While there is nothing new about governments offering incentives to companies in exchange for job creation, Boeing has elevated this little corporate game to an art form. In November 2013, during a special session called by Gov. Jay Inslee, the Washington Legislature orchestrated an $8.7 billion tax break spread over 27 years for the aerospace giant. Regarded as the largest incentive package ever offered to a company, the deal was contingent upon Boeing building the 777X in Everett.
And while Boeing apparently is living up to its end of the bargain regarding the 777X, the deal serves as an abject lesson in the give-and-take involved with tax incentives. The State of Washington giveth, and Boeing is happy to taketh while simultaneously seeking handouts from other states. Most recently, the company asked Oklahoma City for $6 million in job creation incentives last week to assist in the move of about 900 jobs to the city. Those jobs, many of them at least, are being transferred from the Seattle area.

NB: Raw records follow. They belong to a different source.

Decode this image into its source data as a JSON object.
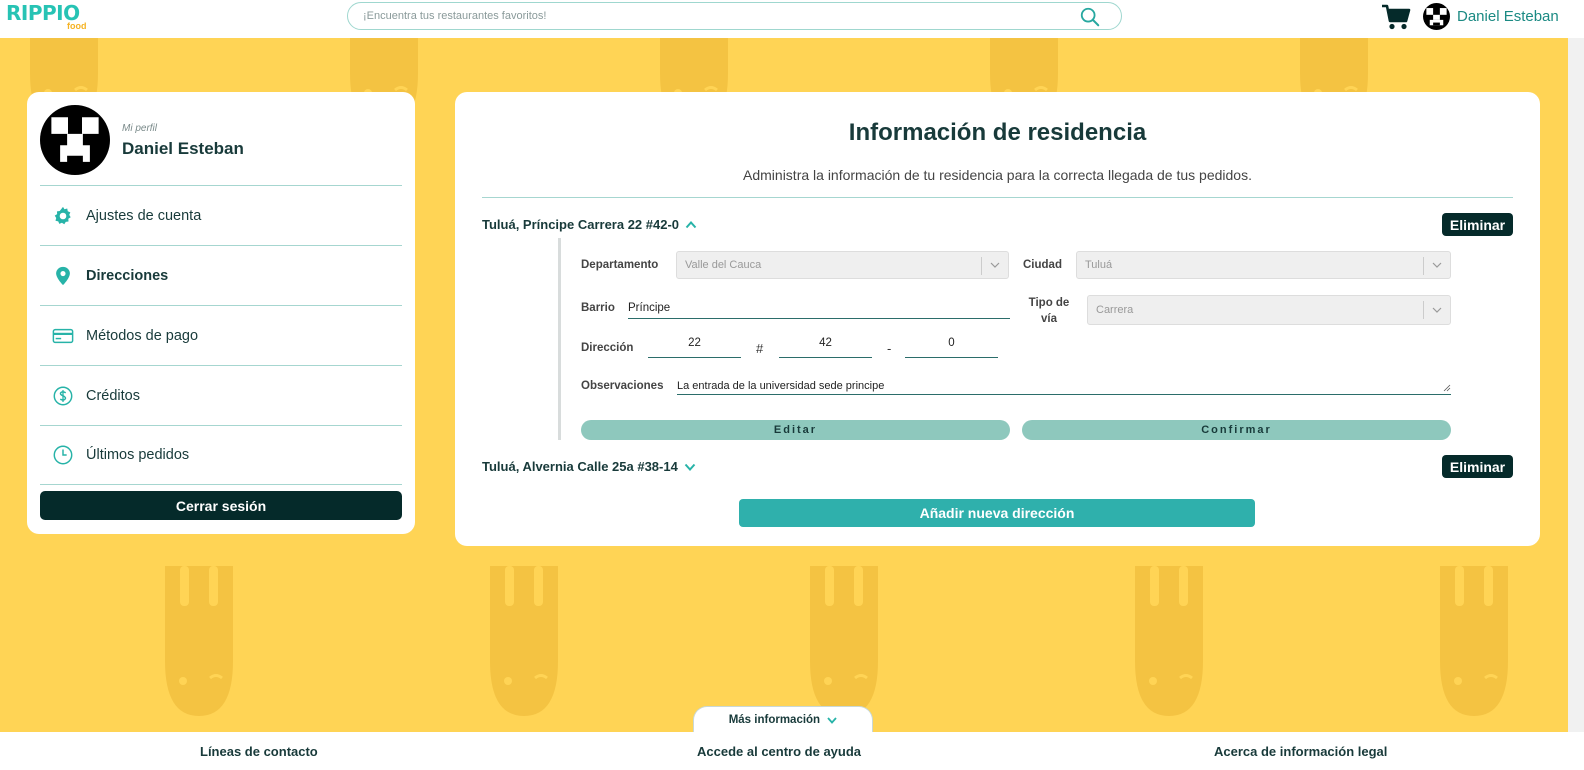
{
  "header": {
    "logo_text": "RIPPIO",
    "logo_sub": "food",
    "search_placeholder": "¡Encuentra tus restaurantes favoritos!",
    "user_name": "Daniel Esteban"
  },
  "sidebar": {
    "profile_label": "Mi perfil",
    "profile_name": "Daniel Esteban",
    "items": [
      {
        "label": "Ajustes de cuenta",
        "icon": "gear-icon"
      },
      {
        "label": "Direcciones",
        "icon": "location-pin-icon"
      },
      {
        "label": "Métodos de pago",
        "icon": "credit-card-icon"
      },
      {
        "label": "Créditos",
        "icon": "dollar-coin-icon"
      },
      {
        "label": "Últimos pedidos",
        "icon": "clock-icon"
      }
    ],
    "active_item": "Direcciones",
    "logout_label": "Cerrar sesión"
  },
  "main": {
    "title": "Información de residencia",
    "subtitle": "Administra la información de tu residencia para la correcta llegada de tus pedidos.",
    "addresses": [
      {
        "title": "Tuluá, Príncipe Carrera 22 #42-0",
        "expanded": true,
        "delete_label": "Eliminar"
      },
      {
        "title": "Tuluá, Alvernia Calle 25a #38-14",
        "expanded": false,
        "delete_label": "Eliminar"
      }
    ],
    "form": {
      "departamento_label": "Departamento",
      "departamento_value": "Valle del Cauca",
      "ciudad_label": "Ciudad",
      "ciudad_value": "Tuluá",
      "barrio_label": "Barrio",
      "barrio_value": "Príncipe",
      "tipo_via_label_1": "Tipo de",
      "tipo_via_label_2": "vía",
      "tipo_via_value": "Carrera",
      "direccion_label": "Dirección",
      "num1": "22",
      "hash": "#",
      "num2": "42",
      "dash": "-",
      "num3": "0",
      "observaciones_label": "Observaciones",
      "observaciones_value": "La entrada de la universidad sede principe",
      "edit_label": "Editar",
      "confirm_label": "Confirmar"
    },
    "add_label": "Añadir nueva dirección"
  },
  "footer": {
    "more_label": "Más información",
    "links": [
      "Líneas de contacto",
      "Accede al centro de ayuda",
      "Acerca de información legal"
    ]
  },
  "colors": {
    "accent": "#27c3b4",
    "dark": "#052a2a",
    "background": "#ffd455",
    "form_button": "#8ec8bd",
    "add_button": "#2fb0ac"
  }
}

Not that this is the first time Boeing has thumbed its nose at Washington. Last fall, the company announced it would move about 2,000 high-paying engineering jobs in its defense division from the Seattle area to Oklahoma City or St. Louis by 2017. It followed that by adding 700 more new jobs in Missouri. As The Washington Post reported in October: “Policymakers who feel they bent over backwards to accommodate the aerospace giant feel burned.” And, as now-retired state Sen. Adam Kline, D-South Seattle, said at the time: “There is an undercurrent of disappointment that rises in some folks, including me, to the point of anger at Boeing. This is the way Boeing thanked us. . . . We’ve been had.”
As mentioned, Boeing is the Picasso of tax breaks. McClatchy news service reported last month: “Boeing is the biggest winner of state and local tax incentives, receiving more than $13 billion of them, according to a nonprofit watchdog group that tracks the subsidies.” According to Good Jobs First, the Boeing subsidies make Washington the second-leading provider of tax incentives among states, behind only New York. “Boeing is playing the subsidy game at all levels of government,” said Phil Mattera, research director for Good Jobs First.

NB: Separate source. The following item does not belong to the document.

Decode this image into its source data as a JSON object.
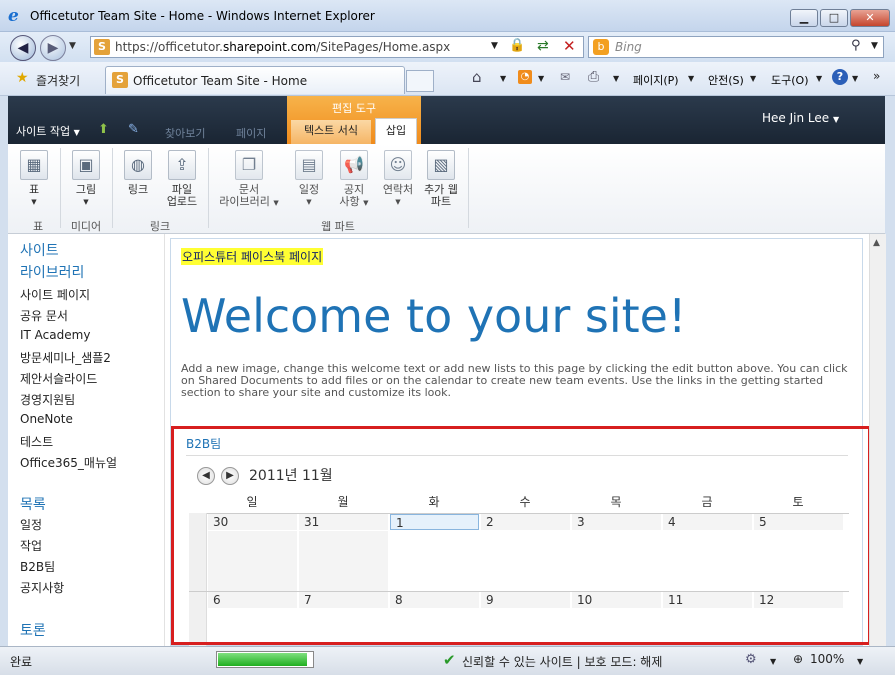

That might seem slightly selfish for a company that had a net income of $5.45 billion in 2014, yet we come here today not to bury Boeing. If local and state governments are willing to offer tax breaks, the company would be foolish not to seek them. If Boeing can play, for example, South Carolina’s desire to subsidize a plant against the desire of Washington to keep jobs in this area, well, that’s how business works. But Washington legislators who supported the $8.7 billion in tax breaks should view the 2013 special session as a teachable moment. State Rep. June Robinson, D-Everett, said: “It is by far the largest employer in my district and I don’t want Boeing to go away. I also know people in my district are losing jobs. I’d like to find a way to make the jobs stay.”
Robinson this year introduced House Bill 2147, supported by labor unions, in an effort to further tie the tax breaks to keeping jobs in the state. The bill is unlikely to gain any traction during this year’s special session, but it could provide a blueprint for future action. And it could provide a cautionary tale for future lawmakers.
Boeing has developed an expertise at the high-stakes game of tax incentives. Lawmakers should be wary of who they are sitting across from at the poker table.